The effects of large and more frequent droughts may have lasting impacts that contribute to the long-term decline in vegetation, especially in an increasingly water stressed ecosystem. Many climate models project that in the future, El Nino and La Nina events will become more intense. They also project a northward shift of the main rain belt that provides moisture to the Amazon rainforest, which could further reduce rainfall to the region.
"Our observations are too short to link drying to human causes," Hilker said. "But if, as global circulation models suggest, drying continues, our results provide evidence that this could degrade the Amazonian forest canopies, which would have cascading effects on global carbon and climate dynamics."
Limits of Light vs. Water
The researchers found another subtlety in the Amazon's response to rainfall, which has led to new insights on a question under debate: Are seasonal changes in plant growth more limited by lack of sunlight or lack of water?

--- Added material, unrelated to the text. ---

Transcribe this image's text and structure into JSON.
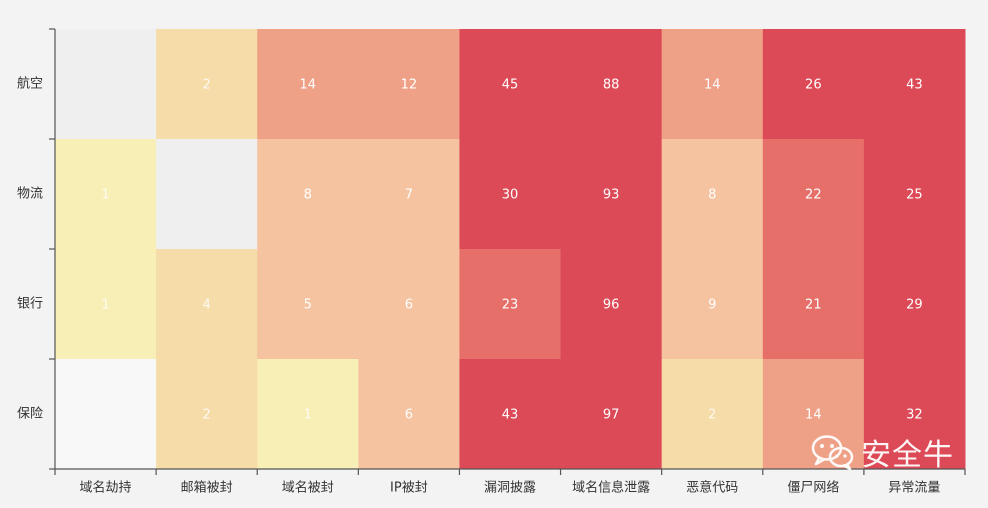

The Amazon basin, which consists of grasslands, evergreen forest, and deciduous forest where trees lose their leaves annually, has a wet season and a dry season. Past measurements from satellites have shown either no changes in greening between seasons or increased greening through the end of the dry season, attributed to fewer clouds blocking sunlight from reaching the ground. Measurements from a handful of field stations across the basin, however, indicated the vegetation greenness due to increased sunlight in the dry season would decline once the water in the soils was used up -- especially in drought years.
"Our study has helped confirm field-based results across large areas from space," Hilker said. "With our work, we have shown that there is a dry season greening but that under extended drought we get a decline in vegetation greenness."
During the dry season of an average year, the evergreen plants tap into groundwater, bask in the sunlight, and become greener.
"They're deeply rooted so they have plenty of water and they have lots of leaves," said Compton Tucker, a senior research scientist at Goddard who also contributed to the paper. "However, when you come up to one of these really dry periods, [like the drought of 2005 or 2010], then there isn't enough water to take advantage of all the light during the dry season." Water becomes the limiting factor whose effects can carry over from one year into the next if trees and vegetation die off.